Stewart died in August 2019 at age 66 after years of declining health. Forty years ago, he received what he often described as life-saving care at what was then North Carolina Baptist Hospital. To honor that care, he directed an estate gift of $1.2 million to Wake Forest Baptist.
“He had his heart set on this,” says Patricia Guthrie, Stewart’s closest relative and executrix.
Guthrie describes her cousin as a man of few words who enjoyed racing and wood crafting for as long as his health allowed. His life changed forever in his mid-20s when, according to Guthrie, Stewart developed vision problems that doctors traced to a congenital condition. It required complicated brain surgery to reroute blood vessels. She says Stewart was in surgery at Baptist Hospital for more than 40 hours.
“The doctors had to take shifts. It was extensive,” Guthrie says.
After the surgery, Stewart was paralyzed on one side of his body and spent months recovering at the hospital. For the rest of his life, he wore a brace from the knee down and used a type of tall cane that hooked to his shoulder and elbow and in which he placed his arm.
“He had to have that to be able to walk,” Guthrie says.
Stewart was married and divorced in his 20s, had no children or siblings and lived the majority of his adult life with his parents. After his mother died in the early 2000s, he and his father became “two peas in a pod,” Guthrie says. “They did everything together.” His father’s death in 2016 left him alone.
Stewart was treated at other hospitals for a broken hip and cancer of the jaw. Despite the challenges he faced, he was clear about one thing.
“He would just say that the people at Baptist saved his life, and he knew it,” Guthrie says. “He always wanted to leave this for the hospital. I didn’t know how much it was, but it was always his intention.”
Several family members likely left money to Stewart and his parents over the years, she says, and they didn’t overspend in any way. They invested it.

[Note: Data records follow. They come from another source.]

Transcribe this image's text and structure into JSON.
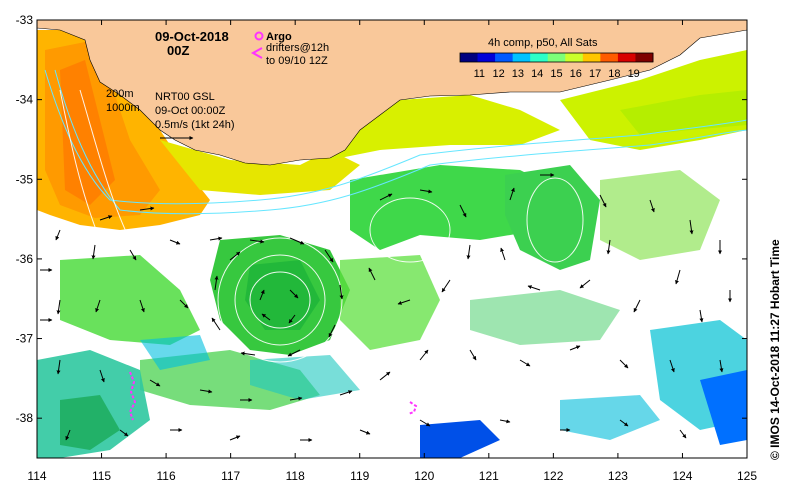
{
  "header": {
    "date": "09-Oct-2018",
    "time": "00Z"
  },
  "argo": {
    "label": "Argo",
    "drifters_line1": "drifters@12h",
    "drifters_line2": "to 09/10 12Z",
    "argo_color": "#ff33ff",
    "drifter_color": "#ff33ff"
  },
  "colorbar": {
    "title": "4h comp, p50, All Sats",
    "ticks": [
      "11",
      "12",
      "13",
      "14",
      "15",
      "16",
      "17",
      "18",
      "19"
    ],
    "colors": [
      "#00007f",
      "#0000d8",
      "#0059ff",
      "#00c3ff",
      "#2cffc8",
      "#7dff79",
      "#cbff2b",
      "#ffc600",
      "#ff5b00",
      "#d80000",
      "#7f0000"
    ]
  },
  "legend": {
    "isobath_1": "200m",
    "isobath_2": "1000m",
    "product": "NRT00 GSL",
    "product_time": "09-Oct 00:00Z",
    "velocity_scale": "0.5m/s (1kt 24h)"
  },
  "axes": {
    "x_ticks": [
      "114",
      "115",
      "116",
      "117",
      "118",
      "119",
      "120",
      "121",
      "122",
      "123",
      "124",
      "125"
    ],
    "y_ticks": [
      "-33",
      "-34",
      "-35",
      "-36",
      "-37",
      "-38"
    ],
    "x_range": [
      114,
      125
    ],
    "y_range": [
      -38.5,
      -33
    ]
  },
  "credit": "© IMOS 14-Oct-2018 11:27 Hobart Time",
  "colors": {
    "land": "#f9c89a",
    "isobath": "#66e6ff",
    "background": "#ffffff"
  }
}
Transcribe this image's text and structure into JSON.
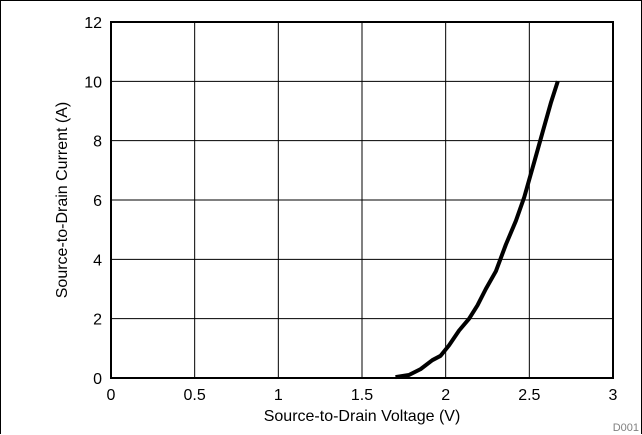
{
  "chart_data": {
    "type": "line",
    "title": "",
    "xlabel": "Source-to-Drain Voltage (V)",
    "ylabel": "Source-to-Drain Current (A)",
    "xlim": [
      0,
      3
    ],
    "ylim": [
      0,
      12
    ],
    "x_ticks": [
      0,
      0.5,
      1,
      1.5,
      2,
      2.5,
      3
    ],
    "y_ticks": [
      0,
      2,
      4,
      6,
      8,
      10,
      12
    ],
    "x_tick_labels": [
      "0",
      "0.5",
      "1",
      "1.5",
      "2",
      "2.5",
      "3"
    ],
    "y_tick_labels": [
      "0",
      "2",
      "4",
      "6",
      "8",
      "10",
      "12"
    ],
    "grid": true,
    "series": [
      {
        "color": "#000000",
        "x": [
          1.7,
          1.78,
          1.85,
          1.92,
          1.97,
          2.02,
          2.08,
          2.14,
          2.19,
          2.24,
          2.3,
          2.36,
          2.42,
          2.47,
          2.53,
          2.58,
          2.63,
          2.67
        ],
        "y": [
          0.03,
          0.1,
          0.3,
          0.6,
          0.75,
          1.1,
          1.6,
          2.0,
          2.45,
          3.0,
          3.6,
          4.5,
          5.3,
          6.1,
          7.3,
          8.3,
          9.3,
          10.0
        ]
      }
    ]
  },
  "figure_code": "D001"
}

“Larry and his parents were clients of mine for over 25 years,” says Barry Riddle, first vice president-investments for Davenport & Co. of Danville, Virginia. Riddle oversaw Stewart’s investment plans. “He was adamant that he give back to the hospital that helped him when he needed it.”
Stewart placed no restrictions on how his gift should be used. Half of the funds will support medical education scholarships, and half will provide pilot grants for early stage research projects.
Losing her cousin has been difficult for Guthrie, who also is an only child. The two were as close as brother and sister, and she cared for him as best she could.
“I was just astonished,” she says of his generosity. “It’s just wonderful.”